Posted on 7. Dezember 2014 von


WESTLICHES RUHRGEBIET/BELGIEN – Schon seit September kündigte die extrem rechte Hooligan-Band “Kategorie C” für den 6. Dezember ein “Nikolaus Festival” in der Region “Ruhrpott West” an (nrwrex berichtete). Dieses Mal ging es aber nicht – wie so oft zuvor – in die Niederlande, sondern in den nur wenige Kilometer von der niederländischen und der deutschen Grenze entfernt gelegenen Ort Montzen (Provinz Lüttich) in Ostbelgien, südwestlich von Aachen.

Etwa 300 BesucherInnen

Auf der Bühne der anmietbaren Veranstaltungslocation „Salle l’hirondelle“ in der Rue de la Gare standen neben KC auch die angekündigten Bands „Pitbullfarm“ (Schweden), „The Firm“ („Rotterdam Oi“, NL) sowie „Tattooed Mother Fuckers“ (GB). Eingefunden hatten sich zirka 300 BesucherInnen, die meisten hatten die übliche Schnitzeljagd über einen Schleusungspunkt direkt hinter der deutsch-belgischen Grenze hinter sich gebracht. Trotz des konspirativen Ablaufs veröffentlichte KC am Abend die Adresse des Veranstaltungsorts auf der Bandhomepage, eine sehr ungewöhnliche Maßnahme. Offenbar ist sich die Band ihrer Sache im benachbarten Ausland relativ sicher. Probleme von Seiten der Polizei gab es auch dieses Mal nicht, lediglich eine Handvoll PolizistInnen beobachtete das Geschehen. Auch antifaschistische Proteste waren nicht zu verzeichnen.

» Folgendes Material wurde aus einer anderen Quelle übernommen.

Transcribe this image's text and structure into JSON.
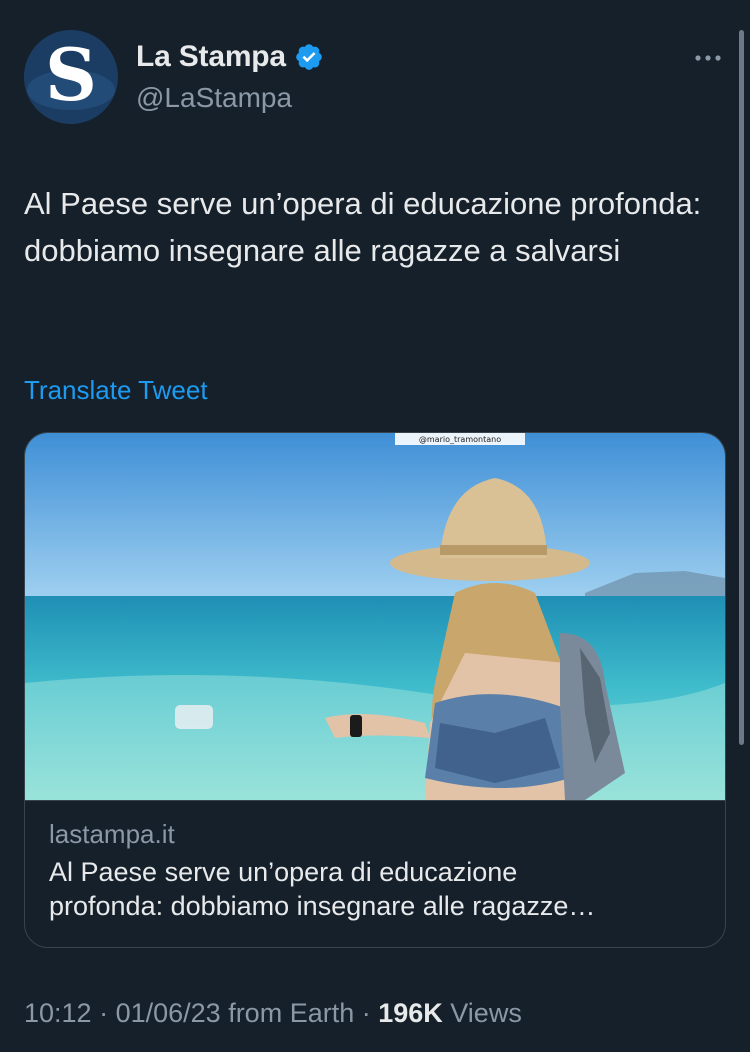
{
  "account": {
    "display_name": "La Stampa",
    "handle": "@LaStampa",
    "avatar_letter": "S",
    "verified_color": "#1d9bf0"
  },
  "tweet": {
    "text": "Al Paese serve un’opera di educazione profonda: dobbiamo insegnare alle ragazze a salvarsi",
    "translate_label": "Translate Tweet"
  },
  "card": {
    "image_watermark": "@mario_tramontano",
    "domain": "lastampa.it",
    "title_line1": "Al Paese serve un’opera di educazione",
    "title_line2": "profonda: dobbiamo insegnare alle ragazze…"
  },
  "meta": {
    "time": "10:12",
    "sep1": " · ",
    "date": "01/06/23",
    "source": " from Earth",
    "sep2": " · ",
    "views_count": "196K",
    "views_label": " Views"
  },
  "colors": {
    "background": "#15202b",
    "text": "#e7e9ea",
    "muted": "#8b98a5",
    "accent": "#1d9bf0",
    "border": "#38444d"
  },
  "icons": {
    "more": "more-icon",
    "verified": "verified-badge-icon"
  }
}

Mobilisierung zu PEGIDA/DÜGIDA-Demos

Im prall gefüllten Veranstaltungssaal herrschte eine sehr aggressive Stimmung, „HOGESA“ und „Anti-Antifa“-Parolen erfreuten sich höchster Beliebtheit, mangels AntifaschistInnen und „Salafisten“ mussten sich die BesucherInnen, unter ihnen viele Frauen, jedoch mit mehreren Schlägereien untereinander begnügen. KC-Frontmann Hannes Ostendorf rief von der Bühne aus dazu auf, an den PEGIDA- bzw. DÜGIDA-Demos in Dresden und Düsseldorf teilzunehmen.